제조 데이터는 센서, MES, ERP 등 다양한 소스에서 수집됩니다. Apache Airflow를 사용하여 데이터 수집과 전처리를 자동화합니다.

src/data/pipeline.py (수도코드)
# =============================================
# 제조 데이터 파이프라인 - 수도코드
# ETL: 센서/품질 데이터 추출 → 변환 → Feature Store 적재
# =============================================

# [1단계] 데이터 추출 (Extract)
함수 extract_sensor_data(start_date, end_date):
    # TimescaleDB에서 센서 데이터 조회
    쿼리 실행:
        SELECT timestamp, machine_id, sensor_type, sensor_value
        FROM sensor_readings
        WHERE timestamp BETWEEN start_date AND end_date
    반환 sensor_dataframe

함수 extract_quality_data(start_date, end_date):
    # MES DB에서 품질 검사 데이터 조회
    쿼리 실행:
        SELECT inspection_time, product_id, defect_type, severity
        FROM quality_inspections
        WHERE inspection_time BETWEEN start_date AND end_date
    반환 quality_dataframe

# [2단계] 데이터 변환 (Transform)
함수 transform_data(sensor_df, quality_df):
    # 센서 데이터 피벗 (sensor_type을 컬럼으로 변환)
    sensor_pivot = pivot(sensor_df, columns='sensor_type')

    # 시간 단위로 정렬 (1시간 기준)
    sensor_pivot.timestamp_hour = floor_hour(timestamp)
    quality_df.inspection_hour = floor_hour(inspection_time)

    # 센서 + 품질 데이터 조인
    merged = join(sensor_pivot, quality_df, on='hour')

    # 데이터 정제
    merged = handle_missing_values(merged)  # 결측치: 선형 보간
    merged = handle_outliers(merged)        # 이상치: IQR 클리핑

    반환 merged

# [3단계] 적재 (Load)
함수 load_to_feature_store(df, feature_group):
    # Feast Feature Store에 피처 저장
    store.write_to_offline_store(feature_group, df)

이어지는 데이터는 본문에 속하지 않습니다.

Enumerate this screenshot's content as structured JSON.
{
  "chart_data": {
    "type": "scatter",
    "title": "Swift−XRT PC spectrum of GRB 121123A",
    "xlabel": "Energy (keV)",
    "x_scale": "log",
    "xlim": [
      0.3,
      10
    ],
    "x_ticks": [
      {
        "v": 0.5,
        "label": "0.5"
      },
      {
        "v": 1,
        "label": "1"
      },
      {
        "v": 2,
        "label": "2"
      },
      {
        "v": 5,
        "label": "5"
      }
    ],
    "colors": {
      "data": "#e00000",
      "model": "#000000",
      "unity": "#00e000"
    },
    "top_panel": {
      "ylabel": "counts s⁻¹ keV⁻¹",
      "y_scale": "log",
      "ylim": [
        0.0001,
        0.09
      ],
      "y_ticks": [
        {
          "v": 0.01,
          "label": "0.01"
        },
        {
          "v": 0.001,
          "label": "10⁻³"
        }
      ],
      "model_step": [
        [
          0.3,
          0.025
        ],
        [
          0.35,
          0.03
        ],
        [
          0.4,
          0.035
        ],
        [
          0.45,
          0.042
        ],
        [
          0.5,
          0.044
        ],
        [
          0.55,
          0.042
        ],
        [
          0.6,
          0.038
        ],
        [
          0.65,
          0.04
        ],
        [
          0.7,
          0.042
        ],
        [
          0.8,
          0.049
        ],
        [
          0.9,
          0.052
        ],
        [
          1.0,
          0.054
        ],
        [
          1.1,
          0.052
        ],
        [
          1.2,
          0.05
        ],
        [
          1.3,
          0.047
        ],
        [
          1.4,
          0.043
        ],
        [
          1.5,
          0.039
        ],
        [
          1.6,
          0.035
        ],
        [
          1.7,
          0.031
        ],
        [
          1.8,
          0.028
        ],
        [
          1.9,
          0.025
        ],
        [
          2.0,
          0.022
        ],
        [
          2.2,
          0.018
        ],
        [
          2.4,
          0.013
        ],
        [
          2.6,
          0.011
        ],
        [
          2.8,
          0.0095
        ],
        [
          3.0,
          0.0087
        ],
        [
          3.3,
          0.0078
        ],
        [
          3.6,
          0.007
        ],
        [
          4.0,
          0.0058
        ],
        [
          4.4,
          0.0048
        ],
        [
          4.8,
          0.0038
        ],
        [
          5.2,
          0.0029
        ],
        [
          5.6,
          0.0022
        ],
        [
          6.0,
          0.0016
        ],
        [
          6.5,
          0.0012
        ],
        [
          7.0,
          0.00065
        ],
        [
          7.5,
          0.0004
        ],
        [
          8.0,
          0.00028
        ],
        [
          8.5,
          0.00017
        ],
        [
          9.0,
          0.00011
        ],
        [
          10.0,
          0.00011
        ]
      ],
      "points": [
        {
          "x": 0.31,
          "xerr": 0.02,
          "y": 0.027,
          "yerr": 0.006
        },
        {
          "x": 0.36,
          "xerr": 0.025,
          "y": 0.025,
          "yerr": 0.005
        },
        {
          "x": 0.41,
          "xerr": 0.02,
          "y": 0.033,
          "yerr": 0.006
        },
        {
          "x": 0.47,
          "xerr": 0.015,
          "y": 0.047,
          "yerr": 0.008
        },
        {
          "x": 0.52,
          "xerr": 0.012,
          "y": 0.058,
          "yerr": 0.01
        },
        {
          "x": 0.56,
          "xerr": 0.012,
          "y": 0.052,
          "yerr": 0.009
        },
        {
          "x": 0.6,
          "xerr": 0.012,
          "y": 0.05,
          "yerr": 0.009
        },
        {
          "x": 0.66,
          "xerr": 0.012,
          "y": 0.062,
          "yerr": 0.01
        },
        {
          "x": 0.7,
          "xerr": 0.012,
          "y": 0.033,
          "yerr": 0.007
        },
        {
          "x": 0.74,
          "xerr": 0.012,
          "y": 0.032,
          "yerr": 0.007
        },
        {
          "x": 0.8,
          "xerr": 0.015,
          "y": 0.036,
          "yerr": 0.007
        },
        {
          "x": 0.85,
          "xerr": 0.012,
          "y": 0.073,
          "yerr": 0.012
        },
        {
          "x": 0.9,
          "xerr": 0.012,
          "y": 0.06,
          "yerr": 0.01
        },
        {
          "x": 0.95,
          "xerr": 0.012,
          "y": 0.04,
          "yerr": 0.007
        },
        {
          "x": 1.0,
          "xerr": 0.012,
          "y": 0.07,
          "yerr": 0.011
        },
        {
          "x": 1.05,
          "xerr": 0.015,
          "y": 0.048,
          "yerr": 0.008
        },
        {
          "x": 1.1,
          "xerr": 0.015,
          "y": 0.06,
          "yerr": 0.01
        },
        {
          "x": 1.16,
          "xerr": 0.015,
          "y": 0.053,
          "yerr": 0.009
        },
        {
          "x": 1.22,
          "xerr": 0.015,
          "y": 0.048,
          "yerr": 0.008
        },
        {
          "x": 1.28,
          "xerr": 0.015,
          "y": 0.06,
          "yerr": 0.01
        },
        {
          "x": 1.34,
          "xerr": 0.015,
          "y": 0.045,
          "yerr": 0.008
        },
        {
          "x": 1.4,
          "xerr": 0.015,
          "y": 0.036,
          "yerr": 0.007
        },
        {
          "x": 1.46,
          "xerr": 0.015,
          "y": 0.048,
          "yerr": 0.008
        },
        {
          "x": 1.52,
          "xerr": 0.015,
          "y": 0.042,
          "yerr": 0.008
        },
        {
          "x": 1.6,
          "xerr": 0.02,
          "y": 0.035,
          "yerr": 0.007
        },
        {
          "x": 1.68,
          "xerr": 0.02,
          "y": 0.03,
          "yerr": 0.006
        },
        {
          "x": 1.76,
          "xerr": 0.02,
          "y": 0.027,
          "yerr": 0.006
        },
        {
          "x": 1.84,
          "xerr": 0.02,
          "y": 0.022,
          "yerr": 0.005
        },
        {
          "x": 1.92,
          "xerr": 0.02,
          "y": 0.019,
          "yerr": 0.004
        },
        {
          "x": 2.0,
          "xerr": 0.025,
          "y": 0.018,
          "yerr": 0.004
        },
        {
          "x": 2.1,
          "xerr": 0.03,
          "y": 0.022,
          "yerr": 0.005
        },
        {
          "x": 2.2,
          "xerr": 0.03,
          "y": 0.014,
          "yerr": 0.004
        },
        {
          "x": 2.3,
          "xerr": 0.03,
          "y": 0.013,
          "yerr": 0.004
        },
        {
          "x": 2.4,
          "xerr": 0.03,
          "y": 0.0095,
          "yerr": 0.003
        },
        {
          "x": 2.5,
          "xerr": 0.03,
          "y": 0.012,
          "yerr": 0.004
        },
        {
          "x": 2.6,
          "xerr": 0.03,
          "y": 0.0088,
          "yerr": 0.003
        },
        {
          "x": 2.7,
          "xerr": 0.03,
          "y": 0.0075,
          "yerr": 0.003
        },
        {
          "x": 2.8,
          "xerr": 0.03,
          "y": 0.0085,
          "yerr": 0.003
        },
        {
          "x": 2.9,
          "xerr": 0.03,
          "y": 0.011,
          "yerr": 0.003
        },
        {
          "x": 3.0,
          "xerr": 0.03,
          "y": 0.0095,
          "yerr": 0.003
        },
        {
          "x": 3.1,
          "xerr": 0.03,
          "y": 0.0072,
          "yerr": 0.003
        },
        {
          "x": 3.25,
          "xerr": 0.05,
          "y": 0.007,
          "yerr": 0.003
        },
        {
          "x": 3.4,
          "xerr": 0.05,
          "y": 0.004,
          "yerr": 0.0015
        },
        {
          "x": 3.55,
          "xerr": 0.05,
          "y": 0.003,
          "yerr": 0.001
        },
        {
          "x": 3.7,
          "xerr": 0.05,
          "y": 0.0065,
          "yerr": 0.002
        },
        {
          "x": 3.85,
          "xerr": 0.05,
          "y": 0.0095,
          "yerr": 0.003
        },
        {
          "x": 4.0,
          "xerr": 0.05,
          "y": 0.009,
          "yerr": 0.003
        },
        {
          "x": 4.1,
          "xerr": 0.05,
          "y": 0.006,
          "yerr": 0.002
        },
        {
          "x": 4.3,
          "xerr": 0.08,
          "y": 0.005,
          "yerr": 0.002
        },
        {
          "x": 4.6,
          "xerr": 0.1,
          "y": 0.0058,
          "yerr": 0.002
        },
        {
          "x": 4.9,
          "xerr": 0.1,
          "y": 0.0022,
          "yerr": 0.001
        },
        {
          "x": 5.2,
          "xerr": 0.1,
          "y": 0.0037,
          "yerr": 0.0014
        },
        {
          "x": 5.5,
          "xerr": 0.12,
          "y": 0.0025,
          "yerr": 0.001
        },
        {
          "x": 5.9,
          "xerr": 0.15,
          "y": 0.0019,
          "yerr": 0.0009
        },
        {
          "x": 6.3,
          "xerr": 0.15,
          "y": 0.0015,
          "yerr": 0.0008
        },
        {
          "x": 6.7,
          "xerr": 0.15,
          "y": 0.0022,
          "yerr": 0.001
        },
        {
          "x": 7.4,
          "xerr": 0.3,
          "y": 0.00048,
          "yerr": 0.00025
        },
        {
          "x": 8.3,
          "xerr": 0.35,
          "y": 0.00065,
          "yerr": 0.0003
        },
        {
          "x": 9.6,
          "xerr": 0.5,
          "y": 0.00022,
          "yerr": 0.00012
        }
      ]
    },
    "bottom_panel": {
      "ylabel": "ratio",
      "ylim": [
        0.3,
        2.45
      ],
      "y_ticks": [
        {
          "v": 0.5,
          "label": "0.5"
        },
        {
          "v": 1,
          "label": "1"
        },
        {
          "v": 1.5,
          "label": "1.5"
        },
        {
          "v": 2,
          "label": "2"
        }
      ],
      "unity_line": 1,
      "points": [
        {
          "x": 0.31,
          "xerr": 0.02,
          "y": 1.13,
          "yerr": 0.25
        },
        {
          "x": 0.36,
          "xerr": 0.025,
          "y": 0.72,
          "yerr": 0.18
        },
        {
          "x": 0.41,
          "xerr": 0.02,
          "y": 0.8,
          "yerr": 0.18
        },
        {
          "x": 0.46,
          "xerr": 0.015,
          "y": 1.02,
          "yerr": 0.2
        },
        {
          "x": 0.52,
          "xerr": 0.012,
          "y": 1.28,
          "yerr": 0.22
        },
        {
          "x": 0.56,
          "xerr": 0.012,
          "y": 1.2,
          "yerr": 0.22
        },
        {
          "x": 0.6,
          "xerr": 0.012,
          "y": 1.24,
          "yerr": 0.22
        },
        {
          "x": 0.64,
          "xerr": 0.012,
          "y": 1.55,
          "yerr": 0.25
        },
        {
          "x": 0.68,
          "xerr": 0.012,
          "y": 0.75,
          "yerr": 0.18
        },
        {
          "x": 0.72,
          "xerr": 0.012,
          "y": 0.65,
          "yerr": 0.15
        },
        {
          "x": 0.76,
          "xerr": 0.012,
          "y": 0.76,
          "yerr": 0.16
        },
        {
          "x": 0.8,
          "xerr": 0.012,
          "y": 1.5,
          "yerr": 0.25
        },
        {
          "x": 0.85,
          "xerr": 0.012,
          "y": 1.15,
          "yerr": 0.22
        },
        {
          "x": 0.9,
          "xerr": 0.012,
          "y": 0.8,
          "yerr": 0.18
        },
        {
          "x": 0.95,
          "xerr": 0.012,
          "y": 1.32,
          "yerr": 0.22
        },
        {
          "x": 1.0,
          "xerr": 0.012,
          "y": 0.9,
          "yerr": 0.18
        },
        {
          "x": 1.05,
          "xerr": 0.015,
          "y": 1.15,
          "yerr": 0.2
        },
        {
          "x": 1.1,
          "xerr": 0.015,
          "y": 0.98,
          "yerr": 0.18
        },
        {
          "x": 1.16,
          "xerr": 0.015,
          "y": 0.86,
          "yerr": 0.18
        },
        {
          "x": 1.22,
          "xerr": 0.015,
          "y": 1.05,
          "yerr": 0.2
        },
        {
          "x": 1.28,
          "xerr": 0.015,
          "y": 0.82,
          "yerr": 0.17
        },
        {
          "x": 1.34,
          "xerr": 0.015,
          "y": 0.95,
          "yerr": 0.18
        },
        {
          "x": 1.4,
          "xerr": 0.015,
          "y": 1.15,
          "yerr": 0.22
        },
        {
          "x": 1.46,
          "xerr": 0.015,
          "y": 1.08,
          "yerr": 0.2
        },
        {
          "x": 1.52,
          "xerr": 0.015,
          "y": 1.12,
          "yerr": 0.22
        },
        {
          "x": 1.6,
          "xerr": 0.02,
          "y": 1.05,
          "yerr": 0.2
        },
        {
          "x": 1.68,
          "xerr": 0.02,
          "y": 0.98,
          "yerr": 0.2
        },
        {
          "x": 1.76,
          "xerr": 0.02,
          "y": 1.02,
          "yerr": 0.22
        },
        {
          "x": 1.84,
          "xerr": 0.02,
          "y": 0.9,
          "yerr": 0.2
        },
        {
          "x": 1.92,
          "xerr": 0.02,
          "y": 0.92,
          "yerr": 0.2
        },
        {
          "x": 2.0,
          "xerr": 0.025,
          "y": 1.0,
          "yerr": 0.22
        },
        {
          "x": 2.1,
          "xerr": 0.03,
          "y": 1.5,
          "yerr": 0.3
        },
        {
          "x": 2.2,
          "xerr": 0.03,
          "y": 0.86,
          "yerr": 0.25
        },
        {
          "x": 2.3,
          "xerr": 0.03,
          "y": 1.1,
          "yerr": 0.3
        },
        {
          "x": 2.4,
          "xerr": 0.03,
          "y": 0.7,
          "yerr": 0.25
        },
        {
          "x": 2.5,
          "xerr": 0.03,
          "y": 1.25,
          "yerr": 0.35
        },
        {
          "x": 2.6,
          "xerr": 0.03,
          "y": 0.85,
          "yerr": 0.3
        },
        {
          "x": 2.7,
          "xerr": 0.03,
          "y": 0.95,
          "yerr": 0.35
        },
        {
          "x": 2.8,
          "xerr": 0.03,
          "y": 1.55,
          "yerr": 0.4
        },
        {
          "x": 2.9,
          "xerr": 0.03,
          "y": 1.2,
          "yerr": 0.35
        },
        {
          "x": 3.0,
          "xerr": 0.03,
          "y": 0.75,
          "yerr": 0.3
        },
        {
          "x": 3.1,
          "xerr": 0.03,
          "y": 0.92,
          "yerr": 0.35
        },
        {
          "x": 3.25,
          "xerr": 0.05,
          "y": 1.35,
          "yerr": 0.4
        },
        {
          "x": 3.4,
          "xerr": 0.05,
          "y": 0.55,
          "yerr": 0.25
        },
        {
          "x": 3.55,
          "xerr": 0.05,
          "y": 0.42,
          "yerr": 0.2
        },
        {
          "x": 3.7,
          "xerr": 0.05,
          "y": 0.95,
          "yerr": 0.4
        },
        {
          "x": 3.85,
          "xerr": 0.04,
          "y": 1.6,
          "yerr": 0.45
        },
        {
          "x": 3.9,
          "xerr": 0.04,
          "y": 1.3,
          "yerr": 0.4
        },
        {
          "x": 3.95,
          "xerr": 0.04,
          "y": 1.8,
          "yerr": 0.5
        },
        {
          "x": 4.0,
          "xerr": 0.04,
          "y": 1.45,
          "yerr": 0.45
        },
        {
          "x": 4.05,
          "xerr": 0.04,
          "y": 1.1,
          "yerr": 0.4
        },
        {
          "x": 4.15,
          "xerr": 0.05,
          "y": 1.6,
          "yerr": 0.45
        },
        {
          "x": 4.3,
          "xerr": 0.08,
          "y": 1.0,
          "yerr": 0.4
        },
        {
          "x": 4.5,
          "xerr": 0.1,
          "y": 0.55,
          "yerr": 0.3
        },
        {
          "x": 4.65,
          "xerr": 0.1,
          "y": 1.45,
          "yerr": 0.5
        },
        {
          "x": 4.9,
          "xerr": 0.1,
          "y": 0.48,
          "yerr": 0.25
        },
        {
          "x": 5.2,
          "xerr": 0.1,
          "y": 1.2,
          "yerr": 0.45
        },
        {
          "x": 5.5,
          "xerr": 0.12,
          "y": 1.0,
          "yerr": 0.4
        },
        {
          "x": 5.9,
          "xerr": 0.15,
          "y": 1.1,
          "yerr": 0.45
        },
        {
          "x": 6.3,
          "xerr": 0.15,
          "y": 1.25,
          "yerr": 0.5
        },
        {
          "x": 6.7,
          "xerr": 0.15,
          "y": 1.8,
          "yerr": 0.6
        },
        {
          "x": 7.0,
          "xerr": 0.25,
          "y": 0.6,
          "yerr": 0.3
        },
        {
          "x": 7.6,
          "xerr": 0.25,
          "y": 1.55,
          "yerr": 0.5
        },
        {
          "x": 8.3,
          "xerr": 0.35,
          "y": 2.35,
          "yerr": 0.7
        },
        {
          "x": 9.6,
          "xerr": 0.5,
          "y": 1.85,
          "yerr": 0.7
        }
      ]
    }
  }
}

# [4단계] 파이프라인 실행 (Airflow DAG)
DAG 설정:
    schedule = "매시간 실행"
    retries = 3회

함수 run_pipeline():
    sensor_df = extract_sensor_data(지난 1시간)
    quality_df = extract_quality_data(지난 1시간)
    transformed = transform_data(sensor_df, quality_df)
    load_to_feature_store(transformed, 'manufacturing_features')

Feature Store의 이점

Feature Store(Feast, Tecton 등)를 사용하면 피처 재사용, 학습-추론 일관성 보장, 피처 버전 관리가 가능합니다. 제조 환경에서는 수백 개의 센서 피처를 여러 모델에서 공유할 수 있어 개발 효율이 크게 향상됩니다.

5CI/CD 파이프라인

GitHub Actions를 사용하여 모델 학습과 배포를 자동화합니다. 코드 변경 시 자동으로 테스트를 실행하고, 모델 성능이 기준을 충족하면 프로덕션에 배포합니다.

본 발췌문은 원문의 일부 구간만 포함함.